Even if you choose to sleep on your unaffected side, tennis elbow can still cause sleep disturbances. The upper arm muscles may put strain on your elbow in this position, which could make the elbow tendons more painful. Additionally, you might find yourself twisting your forearm while you sleep, which would put additional strain on the hurt tendons and cause discomfort. Sufferers of tennis elbow can support their affected arm on a pillow to prevent such problems. This can help relieve tension in the upper arm muscles, and it can also help hold your forearm in an untwisted position while you’re sleeping.

3. Use a Brace While Sleeping

A tennis elbow brace is a third choice that can make sleeping while having tennis elbow more comfortable. These armbands can provide support for the forearm muscles and are intended to be worn on the forearm just below the elbow. They do this to help lessen pressure on the hurt elbow tendons, which can help lessen the pain that keeps you awake at night. If you typically clench your fists at night, these braces can help prevent the forearm muscles from fully contracting, which can be beneficial for your tennis elbow.

The forearm muscles are compressed by a counterforce brace, an elastic strap that is worn one to two inches below the elbow. This helps reduce the force that the muscle transmits to the tendon.

How to Sleep With Tennis Elbow—3 Useful Guide

Treatment for Tennis Elbow

Tennis elbow will get better without treatment (known as a self-limiting condition).

Most people (90%) recover fully from tennis elbow within a year, with the typical duration of the condition being between 6 months and 2 years. The most important thing to do is to rest your injured arm and stop doing the activity that caused the problem.

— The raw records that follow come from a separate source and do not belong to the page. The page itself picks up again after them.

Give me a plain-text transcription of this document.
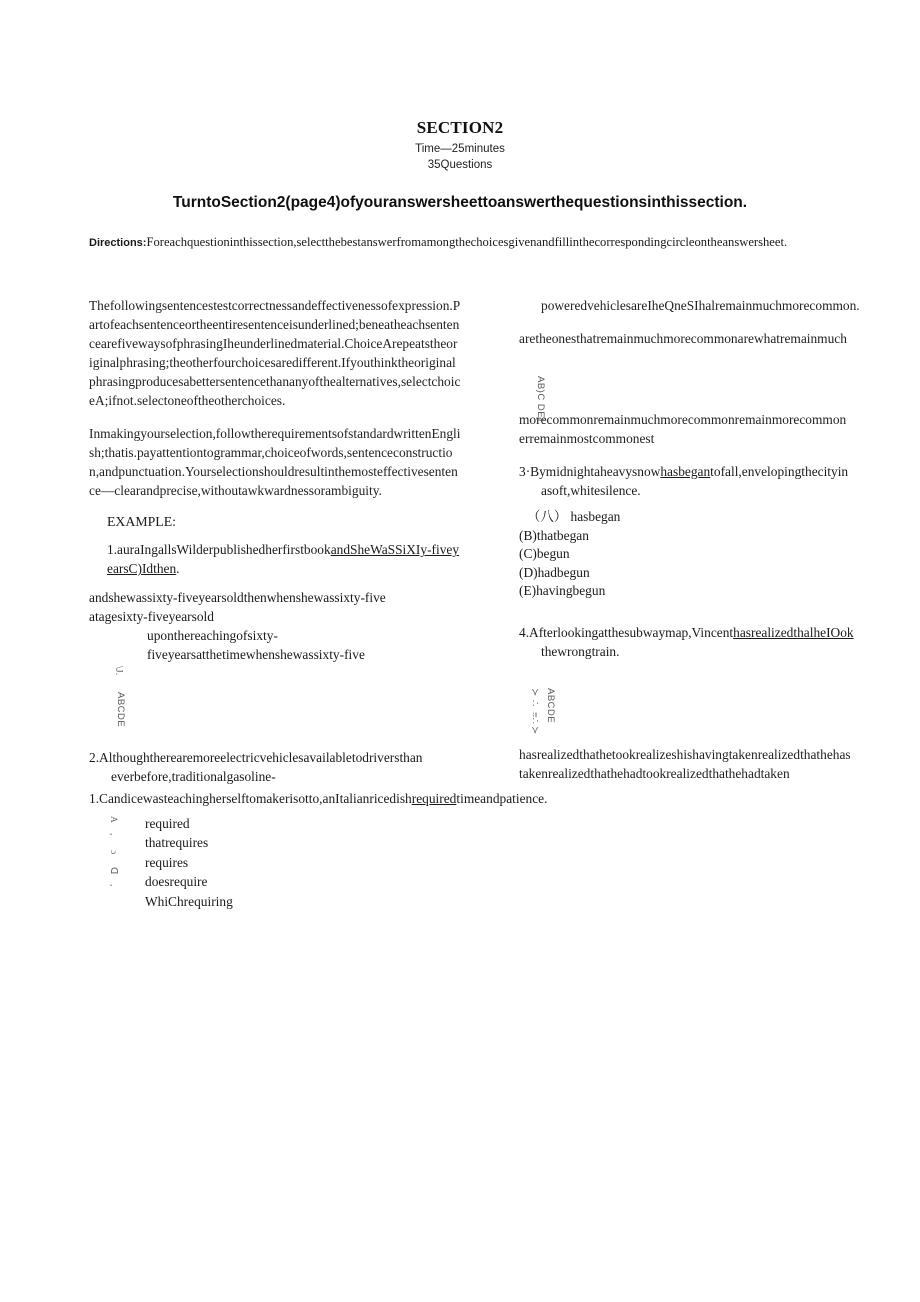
SECTION2
Time—25minutes
35Questions
TurntoSection2(page4)ofyouranswersheettoanswerthequestionsinthissection.
Directions:Foreachquestioninthissection,selectthebestanswerfromamongthechoicesgivenandfillinthecorrespondingcircleontheanswersheet.

Thefollowingsentencestestcorrectnessandeffectivenessofexpression.Partofeachsentenceortheentiresentenceisunderlined;beneatheachsentencearefivewaysofphrasingIheunderlinedmaterial.ChoiceArepeatstheoriginalphrasing;theotherfourchoicesaredifferent.Ifyouthinktheoriginalphrasingproducesabettersentencethananyofthealternatives,selectchoiceA;ifnot.selectoneoftheotherchoices.

Inmakingyourselection,followtherequirementsofstandardwrittenEnglish;thatis.payattentiontogrammar,choiceofwords,sentenceconstruction,andpunctuation.Yourselectionshouldresultinthemosteffectivesentence—clearandprecise,withoutawkwardnessorambiguity.

EXAMPLE:
1.auraIngallsWilderpublishedherfirstbookandSheWaSSiXIy-fiveyearsC)Idthen.
andshewassixty-fiveyearsoldthenwhenshewassixty-five
atagesixty-fiveyearsold
uponthereachingofsixty-
fiveyearsatthetimewhenshewassixty-five
\J.
ABCDE

2.Althoughtherearemoreelectricvehiclesavailabletodriversthan
everbefore,traditionalgasoline-

poweredvehiclesareIheQneSIhalremainmuchmorecommon.

aretheonesthatremainmuchmorecommonarewhatremainmuch

morecommonremainmuchmorecommonremainmorecommon

erremainmostcommonest

3·Bymidnightaheavysnowhasbegantofall,envelopingthecityin
asoft,whitesilence.

（八） hasbegan
(B)thatbegan
(C)begun
(D)hadbegun
(E)havingbegun

4.Afterlookingatthesubwaymap,VincenthasrealizedthalheIOok
thewrongtrain.

AB)C DE)
ABCDE
≻
∴
≡∴
≻

hasrealizedthathetookrealizeshishavingtakenrealizedthathehas

takenrealizedthathehadtookrealizedthathehadtaken

1.Candicewasteachingherselftomakerisotto,anItalianricedishrequiredtimeandpatience.

A
,
ɔ
ᗡ
,
required
thatrequires
requires
doesrequire
WhiChrequiring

Here are some helpful treatments for tennis elbow:

  • Rest: Rest to let the injury heal. Avoid opening doors, carrying anything heavy, or repeatedly shaking hands with people.
  • Ice: For 20 to 30 minutes, three times per day, during the initial painful stage, apply ice to your elbow. Then apply for 20 minutes after active use of your arm.
  • Physical therapy: Stretching can help prevent stiffness by enhancing muscle flexibility and reducing scar tissue.
  • Strengthen the muscles in your forearms by exercising. Building strength will help protect the injured tendon and prevent the injury from happening again.
  • Anti-inflammatory medications can occasionally help with pain management.
  • Surgery: While it’s not always necessary, surgery can be helpful to treat persistent or recurrent tendinitis.


The above methods, including ceasing to sleep on the injured arm, pressing the elbow with a pillow, and wearing a brace while you sleep, are thought to be effective at reducing tennis elbow pain. Of course, refraining from using your elbows repeatedly is another useful strategy.